What are the benefits of a home equity loan?
- Lower interest rates: Home equity loans typically have much lower interest rates than credit card APRs. This type of loan is considered “secured” by the collateral of your home, so lenders are more confident in your ability to pay your debt. Lower risk means lower rates.
- Potential tax deduction: Your home equity loan interest payments may be tax deductible in certain cases, which may not be the case with credit card debt. Consult your tax advisor to see if you qualify.
- Cash payment: Unlike lines of credit, a home equity loan provides a lump sum of money. This allows you to knock out medical bills, contractor costs or other major expenses with one check.
What situations are good for a home equity loan?
A home equity loan can help you renovate your home and reinvest in your property value. Whether you want to create an addition for your growing family or finally design your dream kitchen, you can use the equity you’ve earned over the years to make it happen. If you want to make a smart investment take the time to research which projects have the highest rates of return and your local property values. Knowing that a kitchen remodel typically has an average return on investment of 81.8% could persuade you to tackle that project over installing custom closets that may not fit a potential buyer’s taste when you go to sell¹. Also research the top-end home property values in your area. If your home is already worth $200,000 and the nicest house on the street sold for $230,000, putting a $100,000 addition onto your home could price you out of the market.
If you’re paying high interest rates on multiple credit cards a home equity loan may be able to help consolidate your debt and simplify your finances. Home equity loans typically have lower interest rates than credit card APRs so you can lower your monthly payment. Also, this low interest rate is fixed so you know exactly what you have to pay each month, unlike with variable rate loans or credit cards that can raise APRs or add annual fees.
Pay for Major Expenses and Life Events
Do you have a big bill looming? Instead of taking out a personal loan or racking up credit card debt, consider a home equity loan. Whether you want to pay for a beautiful wedding or have an unexpected major expense, the hard work you put into your home can help.
Is a home equity loan ever the wrong financial tool?
While a home equity loan is a smart financial move in many situations, there are some instances where another financing option is a better solution.
- Short-term expenses: If you use a 15-year home equity loan for a short term expense you may pay more in interest over the long term, even though your monthly payments will be lower.
- Looking to sell: If you sell your home, any home equity loans will need to be repaid immediately on sale.

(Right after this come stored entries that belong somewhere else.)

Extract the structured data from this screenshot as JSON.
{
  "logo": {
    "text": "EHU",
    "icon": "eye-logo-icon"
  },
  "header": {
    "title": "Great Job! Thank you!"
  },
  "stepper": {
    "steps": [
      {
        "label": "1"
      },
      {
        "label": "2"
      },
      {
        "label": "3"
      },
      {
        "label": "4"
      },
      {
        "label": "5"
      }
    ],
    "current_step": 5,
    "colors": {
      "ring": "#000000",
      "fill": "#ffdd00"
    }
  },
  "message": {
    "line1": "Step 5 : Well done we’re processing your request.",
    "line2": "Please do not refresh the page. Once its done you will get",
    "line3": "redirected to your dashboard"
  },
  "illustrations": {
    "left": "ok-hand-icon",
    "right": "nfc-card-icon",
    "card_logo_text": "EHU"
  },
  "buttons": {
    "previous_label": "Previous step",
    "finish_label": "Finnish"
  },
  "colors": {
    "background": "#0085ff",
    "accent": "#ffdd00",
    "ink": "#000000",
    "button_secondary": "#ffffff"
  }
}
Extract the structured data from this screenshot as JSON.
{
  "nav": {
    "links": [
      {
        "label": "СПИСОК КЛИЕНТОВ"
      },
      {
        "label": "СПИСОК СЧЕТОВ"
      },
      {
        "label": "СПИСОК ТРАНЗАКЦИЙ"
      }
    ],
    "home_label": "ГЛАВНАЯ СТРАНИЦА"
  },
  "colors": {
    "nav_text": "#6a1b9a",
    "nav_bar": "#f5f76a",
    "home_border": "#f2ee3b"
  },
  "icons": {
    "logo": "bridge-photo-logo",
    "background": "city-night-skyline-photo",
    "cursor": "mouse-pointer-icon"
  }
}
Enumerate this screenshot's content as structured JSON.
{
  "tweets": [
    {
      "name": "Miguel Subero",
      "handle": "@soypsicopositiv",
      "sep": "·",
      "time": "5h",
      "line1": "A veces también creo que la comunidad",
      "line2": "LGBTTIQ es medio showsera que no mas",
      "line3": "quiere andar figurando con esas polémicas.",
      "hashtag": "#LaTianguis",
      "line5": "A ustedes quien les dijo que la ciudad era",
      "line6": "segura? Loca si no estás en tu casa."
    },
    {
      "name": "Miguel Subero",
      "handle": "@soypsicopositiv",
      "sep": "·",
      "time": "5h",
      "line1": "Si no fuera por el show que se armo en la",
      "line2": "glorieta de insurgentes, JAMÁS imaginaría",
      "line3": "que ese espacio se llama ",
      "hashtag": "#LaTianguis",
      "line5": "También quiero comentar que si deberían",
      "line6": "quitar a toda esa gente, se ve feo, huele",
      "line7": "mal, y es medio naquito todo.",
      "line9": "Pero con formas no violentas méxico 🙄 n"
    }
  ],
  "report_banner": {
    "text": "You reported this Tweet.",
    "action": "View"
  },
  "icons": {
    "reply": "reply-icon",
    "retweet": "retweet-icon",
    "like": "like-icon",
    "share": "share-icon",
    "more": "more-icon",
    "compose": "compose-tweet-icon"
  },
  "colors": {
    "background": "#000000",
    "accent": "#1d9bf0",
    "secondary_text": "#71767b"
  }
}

If you used the money to upgrade your home and can pay off the debt with the additional equity in the sale (plus some extra in your pocket), that’s an excellent use of this type of financing. But if you are hoping to sell your home soon and need a loan for debt consolidation or a major expense, you may want to consider a different option.
- When a lower rate is available: Home equity loan rates are very competitive but there are some instances where lower financing rates are available. For example, if you want to pay for your child’s college tuition and they are qualified for a low-interest federal student loan, taking out the federal student loan may be a better choice and may offer other borrower benefits.